The city of Mari, in modern Syria, didn’t experience the typical birth and growth of city, rising out of the dust and rubble of earlier smaller settlements. It was a planned city, an ancient equivalent of Brasilia, Milton Keynes, or the Disney Corporation’s Celebration, Florida. It was founded around 2900 BC to control trade passing by boat along the Euphrates and by caravan across the desert. Despite its northerly location, the city had a deep links with the Sumerians to the south and this allowed it to serve as a kind of go-between or buffer state between the Sumerians and the Eblaites to the north.

But I don’t want to talk about geopolitics. Today I’ve awoken in the mood to talk about dreams.

Mari is famous for the vast quantity of records they kept, and which have been uncovered in the almost 90 years since it was rediscovered in 1933. Bedouin tribespeople were digging at Tell Hariri and uncovered a headless statue. The story goes that they were either looking for a stone to mark a dead tribesman’s grave, or perhaps digging the grave itself. They were joined by a team of French archaeologists led by André Parrot, and eventually turned up over 20,000 tablets.

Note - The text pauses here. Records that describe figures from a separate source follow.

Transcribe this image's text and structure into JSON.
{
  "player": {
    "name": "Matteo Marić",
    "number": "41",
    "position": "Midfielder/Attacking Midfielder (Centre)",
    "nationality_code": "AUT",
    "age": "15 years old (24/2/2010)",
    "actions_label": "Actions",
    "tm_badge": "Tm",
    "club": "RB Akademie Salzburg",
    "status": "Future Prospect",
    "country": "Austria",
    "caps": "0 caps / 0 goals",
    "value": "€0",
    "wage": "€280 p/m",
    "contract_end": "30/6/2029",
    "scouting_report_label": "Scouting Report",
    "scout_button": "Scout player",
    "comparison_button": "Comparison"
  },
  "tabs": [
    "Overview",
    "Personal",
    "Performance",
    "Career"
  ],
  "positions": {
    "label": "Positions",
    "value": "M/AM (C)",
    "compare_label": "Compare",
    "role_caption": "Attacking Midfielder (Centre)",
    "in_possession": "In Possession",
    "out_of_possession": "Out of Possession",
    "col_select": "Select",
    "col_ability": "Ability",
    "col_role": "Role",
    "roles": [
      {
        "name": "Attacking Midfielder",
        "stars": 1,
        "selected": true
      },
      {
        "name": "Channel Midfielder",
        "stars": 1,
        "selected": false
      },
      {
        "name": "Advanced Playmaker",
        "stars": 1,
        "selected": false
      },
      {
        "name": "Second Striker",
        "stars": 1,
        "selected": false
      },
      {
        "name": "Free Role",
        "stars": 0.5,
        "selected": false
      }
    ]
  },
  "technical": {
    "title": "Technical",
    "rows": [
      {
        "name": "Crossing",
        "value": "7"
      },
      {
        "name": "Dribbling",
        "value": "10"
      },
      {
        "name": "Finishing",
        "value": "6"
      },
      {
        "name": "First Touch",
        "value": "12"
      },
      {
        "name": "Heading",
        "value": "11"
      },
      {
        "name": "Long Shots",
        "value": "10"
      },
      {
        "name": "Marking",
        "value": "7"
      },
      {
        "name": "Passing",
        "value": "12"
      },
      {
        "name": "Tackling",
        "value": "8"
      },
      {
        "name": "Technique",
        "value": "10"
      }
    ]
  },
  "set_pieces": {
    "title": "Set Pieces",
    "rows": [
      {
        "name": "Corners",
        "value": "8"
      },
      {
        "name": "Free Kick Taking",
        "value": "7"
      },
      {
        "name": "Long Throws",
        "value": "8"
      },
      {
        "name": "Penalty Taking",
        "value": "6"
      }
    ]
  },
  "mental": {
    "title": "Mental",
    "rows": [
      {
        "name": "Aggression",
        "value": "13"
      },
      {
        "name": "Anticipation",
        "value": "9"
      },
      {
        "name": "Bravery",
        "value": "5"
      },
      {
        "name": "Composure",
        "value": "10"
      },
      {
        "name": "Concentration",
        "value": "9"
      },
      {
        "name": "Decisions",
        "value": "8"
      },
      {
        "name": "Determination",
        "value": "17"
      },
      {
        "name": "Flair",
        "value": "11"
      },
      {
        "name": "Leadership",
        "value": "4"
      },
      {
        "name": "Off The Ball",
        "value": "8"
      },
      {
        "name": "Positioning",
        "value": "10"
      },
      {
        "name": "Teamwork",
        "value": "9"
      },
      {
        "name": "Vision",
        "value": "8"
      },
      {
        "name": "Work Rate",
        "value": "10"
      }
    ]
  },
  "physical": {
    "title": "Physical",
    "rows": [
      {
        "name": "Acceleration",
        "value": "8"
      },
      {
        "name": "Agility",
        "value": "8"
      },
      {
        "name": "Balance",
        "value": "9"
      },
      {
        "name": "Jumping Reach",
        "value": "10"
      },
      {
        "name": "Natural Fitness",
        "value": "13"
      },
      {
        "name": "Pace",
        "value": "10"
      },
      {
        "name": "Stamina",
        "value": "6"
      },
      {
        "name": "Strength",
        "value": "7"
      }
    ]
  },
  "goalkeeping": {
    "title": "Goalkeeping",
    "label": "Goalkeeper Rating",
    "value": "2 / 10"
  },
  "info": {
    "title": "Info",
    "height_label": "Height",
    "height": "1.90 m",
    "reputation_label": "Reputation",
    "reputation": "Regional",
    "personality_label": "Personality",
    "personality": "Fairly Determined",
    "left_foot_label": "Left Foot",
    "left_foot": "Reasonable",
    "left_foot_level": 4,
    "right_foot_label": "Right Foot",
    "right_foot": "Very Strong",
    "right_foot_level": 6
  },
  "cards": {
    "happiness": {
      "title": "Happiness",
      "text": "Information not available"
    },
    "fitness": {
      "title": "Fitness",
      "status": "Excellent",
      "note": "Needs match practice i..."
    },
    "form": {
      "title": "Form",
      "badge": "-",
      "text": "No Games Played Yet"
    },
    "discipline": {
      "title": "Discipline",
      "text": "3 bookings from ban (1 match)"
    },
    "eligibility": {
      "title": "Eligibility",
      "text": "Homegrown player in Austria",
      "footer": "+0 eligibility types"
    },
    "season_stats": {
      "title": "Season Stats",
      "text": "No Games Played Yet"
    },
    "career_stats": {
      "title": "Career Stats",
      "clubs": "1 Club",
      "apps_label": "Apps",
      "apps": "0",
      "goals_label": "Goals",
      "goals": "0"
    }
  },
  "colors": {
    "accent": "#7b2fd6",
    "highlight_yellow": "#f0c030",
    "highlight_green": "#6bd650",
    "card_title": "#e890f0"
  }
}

Many of these finds were letters like the one you see today and contained everything from personal correspondence to letters from one king to another.

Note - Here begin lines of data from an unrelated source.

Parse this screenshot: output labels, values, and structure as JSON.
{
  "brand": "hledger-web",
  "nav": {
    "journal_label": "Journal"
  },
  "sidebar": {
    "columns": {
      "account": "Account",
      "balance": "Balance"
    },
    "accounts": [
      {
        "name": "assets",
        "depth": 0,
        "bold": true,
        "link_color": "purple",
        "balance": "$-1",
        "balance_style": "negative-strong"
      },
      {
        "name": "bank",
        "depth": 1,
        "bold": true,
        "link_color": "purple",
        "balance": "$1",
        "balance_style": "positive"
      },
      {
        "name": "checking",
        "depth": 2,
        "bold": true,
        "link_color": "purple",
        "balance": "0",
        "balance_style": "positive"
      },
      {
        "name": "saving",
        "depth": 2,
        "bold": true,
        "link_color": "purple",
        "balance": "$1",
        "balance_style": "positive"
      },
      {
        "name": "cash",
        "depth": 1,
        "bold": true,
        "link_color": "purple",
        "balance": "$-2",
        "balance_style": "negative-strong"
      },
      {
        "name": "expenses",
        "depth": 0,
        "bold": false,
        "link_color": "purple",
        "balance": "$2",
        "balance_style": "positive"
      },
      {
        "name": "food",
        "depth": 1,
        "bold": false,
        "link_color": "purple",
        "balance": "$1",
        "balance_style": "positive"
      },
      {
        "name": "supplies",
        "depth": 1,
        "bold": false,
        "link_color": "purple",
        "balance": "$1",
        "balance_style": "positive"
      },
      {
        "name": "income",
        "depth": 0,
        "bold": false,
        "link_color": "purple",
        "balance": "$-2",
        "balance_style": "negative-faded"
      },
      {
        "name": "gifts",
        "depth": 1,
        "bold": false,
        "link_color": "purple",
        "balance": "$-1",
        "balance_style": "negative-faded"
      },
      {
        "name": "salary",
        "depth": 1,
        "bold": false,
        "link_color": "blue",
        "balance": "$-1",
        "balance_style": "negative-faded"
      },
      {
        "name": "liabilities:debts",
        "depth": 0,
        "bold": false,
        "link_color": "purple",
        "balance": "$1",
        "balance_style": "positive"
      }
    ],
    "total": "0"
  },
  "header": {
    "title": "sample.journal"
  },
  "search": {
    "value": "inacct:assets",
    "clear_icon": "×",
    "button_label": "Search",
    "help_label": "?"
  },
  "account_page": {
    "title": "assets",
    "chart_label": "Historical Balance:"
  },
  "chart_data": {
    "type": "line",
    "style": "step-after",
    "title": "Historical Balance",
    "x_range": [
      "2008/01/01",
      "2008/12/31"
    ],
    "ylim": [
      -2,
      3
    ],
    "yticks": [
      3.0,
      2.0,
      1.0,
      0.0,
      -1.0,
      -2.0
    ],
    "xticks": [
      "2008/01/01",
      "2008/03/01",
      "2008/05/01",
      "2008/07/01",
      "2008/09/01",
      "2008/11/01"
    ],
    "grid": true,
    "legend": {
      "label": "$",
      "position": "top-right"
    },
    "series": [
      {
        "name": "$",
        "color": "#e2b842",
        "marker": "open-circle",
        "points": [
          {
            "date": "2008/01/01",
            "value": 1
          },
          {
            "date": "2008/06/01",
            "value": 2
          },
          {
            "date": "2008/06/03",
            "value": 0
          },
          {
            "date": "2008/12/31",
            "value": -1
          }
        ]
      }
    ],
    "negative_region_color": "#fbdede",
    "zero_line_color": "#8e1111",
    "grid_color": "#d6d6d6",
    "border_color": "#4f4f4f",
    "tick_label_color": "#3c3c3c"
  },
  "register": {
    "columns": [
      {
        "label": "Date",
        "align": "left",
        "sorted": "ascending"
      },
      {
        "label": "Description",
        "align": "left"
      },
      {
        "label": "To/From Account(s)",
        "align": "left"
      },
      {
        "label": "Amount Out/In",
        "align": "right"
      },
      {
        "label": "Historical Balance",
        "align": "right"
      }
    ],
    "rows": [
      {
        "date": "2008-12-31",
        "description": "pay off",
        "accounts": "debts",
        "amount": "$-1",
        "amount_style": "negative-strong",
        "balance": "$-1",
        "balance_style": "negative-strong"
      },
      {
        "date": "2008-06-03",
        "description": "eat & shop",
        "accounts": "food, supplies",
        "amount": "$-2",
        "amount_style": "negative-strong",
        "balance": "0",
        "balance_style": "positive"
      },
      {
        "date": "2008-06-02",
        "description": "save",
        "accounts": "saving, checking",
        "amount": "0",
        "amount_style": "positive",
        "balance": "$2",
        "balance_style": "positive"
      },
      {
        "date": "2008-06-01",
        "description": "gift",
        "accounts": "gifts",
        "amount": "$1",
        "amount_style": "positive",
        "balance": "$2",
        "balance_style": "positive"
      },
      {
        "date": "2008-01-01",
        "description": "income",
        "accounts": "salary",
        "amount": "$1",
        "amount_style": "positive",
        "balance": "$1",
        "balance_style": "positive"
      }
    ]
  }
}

In one of the Mari letters, a man replies to a letter from a woman saying that she should “dream her own dream”. A sentiment like that sounds just too anachronistic to be real – more like it were plucked from an Instagram feed or a motivational poster. I tried to track down an image of this tablet to find more context but couldn’t uncover the original. I did find a German translation of the letter though, and passing it through Google Translate yielded, “You have seen your own dreams. You have so far ripped them out”. Something of a different sentiment? Maybe a hint of frustration?

There’s something intimate about reading someone else’s letters, even at this great remove. They contain a person’s unfiltered thoughts and desires and tell us what they felt was the most important thing they had to communicate at a specific point in time. But how much more intimate when the subject is their dreams? If a letter is a door to the writer’s conscious mind, a letter about a dream is a keyhole to their unconscious. Jung’s “little hidden door in the innermost and most secret recesses of the psyche”.

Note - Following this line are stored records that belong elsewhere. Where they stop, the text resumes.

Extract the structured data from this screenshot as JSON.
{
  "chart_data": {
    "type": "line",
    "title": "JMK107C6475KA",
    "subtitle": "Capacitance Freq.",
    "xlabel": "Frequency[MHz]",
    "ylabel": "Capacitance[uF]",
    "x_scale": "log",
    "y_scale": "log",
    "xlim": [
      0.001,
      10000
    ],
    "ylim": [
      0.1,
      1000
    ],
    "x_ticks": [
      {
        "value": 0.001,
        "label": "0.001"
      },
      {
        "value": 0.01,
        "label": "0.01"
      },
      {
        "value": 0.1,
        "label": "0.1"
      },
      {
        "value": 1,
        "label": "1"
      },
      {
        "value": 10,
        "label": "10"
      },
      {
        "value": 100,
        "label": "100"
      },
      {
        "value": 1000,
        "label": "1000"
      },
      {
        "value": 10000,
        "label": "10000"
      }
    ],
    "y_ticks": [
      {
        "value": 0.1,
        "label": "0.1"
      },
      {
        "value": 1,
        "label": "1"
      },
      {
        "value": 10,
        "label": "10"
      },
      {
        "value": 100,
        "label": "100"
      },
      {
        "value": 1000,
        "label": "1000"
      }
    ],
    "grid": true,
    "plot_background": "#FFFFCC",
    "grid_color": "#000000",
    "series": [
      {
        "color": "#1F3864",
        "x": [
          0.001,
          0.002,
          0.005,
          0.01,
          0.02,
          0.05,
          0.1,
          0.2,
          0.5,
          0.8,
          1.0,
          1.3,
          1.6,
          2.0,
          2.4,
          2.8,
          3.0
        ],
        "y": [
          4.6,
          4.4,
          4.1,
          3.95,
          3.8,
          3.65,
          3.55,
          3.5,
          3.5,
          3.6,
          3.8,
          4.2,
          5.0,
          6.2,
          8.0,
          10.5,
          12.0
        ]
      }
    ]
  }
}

Considering this, the Mesopotamian custom that one should always tell someone if you have dreamed about them shows an openness of the soul. A radical honesty. We saw this custom last week in Sargon the Great’s dream about Ur-Zababa. Most of us would have been tempted to keep to ourselves a dream that our master was going to be killed by a goddess on our behalf, but Sargon felt compelled to speak out. That honesty worked out for him, and he went on to become the most powerful person in the world.

So maybe we should follow his example, and the advice of the unnamed letter-writer. Plant our dreams at the feet of the world and tend to them as they grow. Stop ripping them out by the roots and give them time and light. Speak of them, make them real.